Getting started with data science

Getting started with data science

Murtaza Haider’s book on analytics, Getting Started with Data Science, is available for pre-sale on The book will be released in July 2015.  The book is being published by IBM Press and Pearson. More on the book from the publisher:

… there’s been nothing sexy about learning data science — until now.

Getting Started with Data Science takes its approach from worldwide best-sellers like Freakonomics and the books of Malcolm Gladwell: it teaches through a powerful narrative packed with unforgettable stories.

Murtaza Haider offers careful, jargon-free coverage of basic theory and technique, backed with plenty of clear examples and practice opportunities. Everything’s software and platform independent, so you can learn what you need whether you work with R, Stata, SPSS, SAS, or another toolset.

Best of all, Haider teaches a crucial skillset most academic data science books ignore: how to transform data into narratives, graphics, and tables that make it vivid and actionable.
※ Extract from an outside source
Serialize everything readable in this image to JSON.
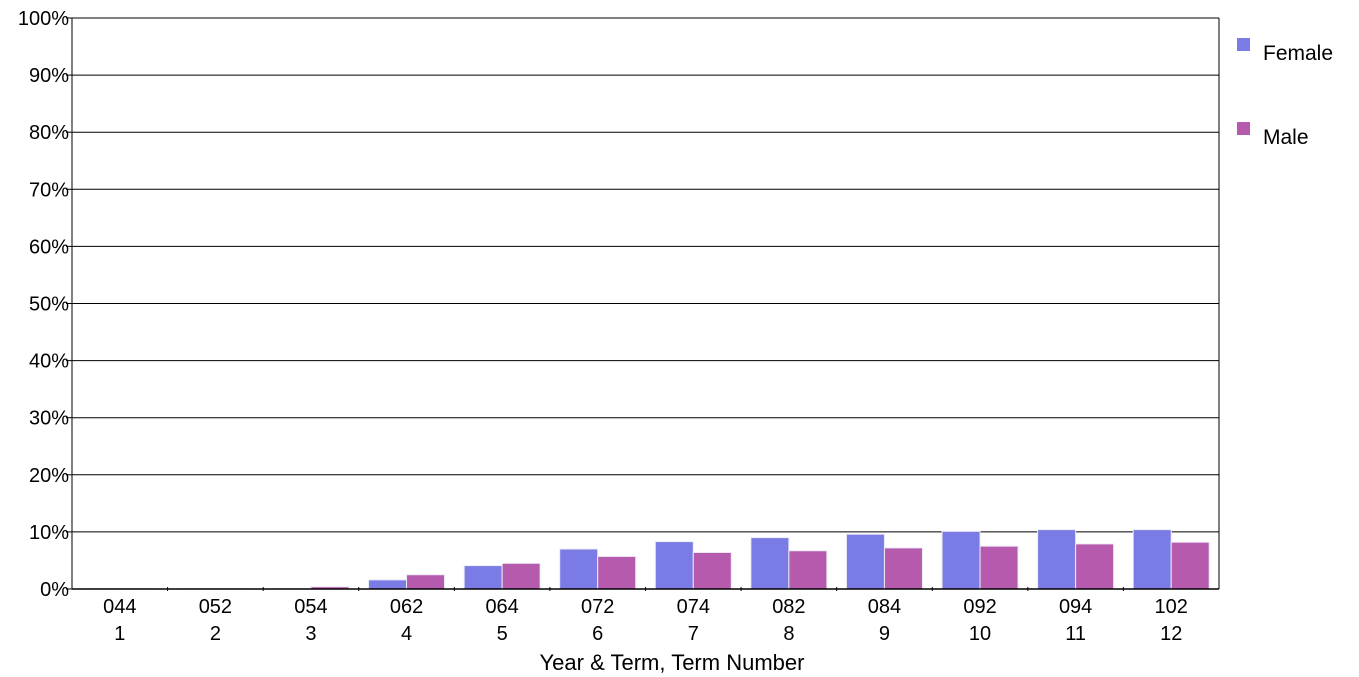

Every chapter is built around a real research challenge, so you’ll always know why you’re doing what you’re doing. You’ll master data science by answering fascinating questions like:

  • Are child safety seats safer for children than regular seat belts?
  • Which married parents are likelier to have affairs: fathers or mothers?
  • Is CEO compensation independent of a firm’s profitability?
  • Do attractive professors get better teaching evaluations?
  • What induces teenagers to start smoking?
  • What determines housing prices more: house size or location?
  • How do teenagers and older people differ in how they use social media?
  • Do risk-averse and risk-prone individuals differ in their purchases of big-ticket items?

For each problem, you’ll walk through identifying the right data and methods, creating summary statistics, describing and visualizing findings, and seeing how others have handled the challenge. In advanced chapters, you’ll also learn sophisticated statistical modeling techniques. Throughout, the focus is on data: finding it, using it, and powerfully communicating its meaning.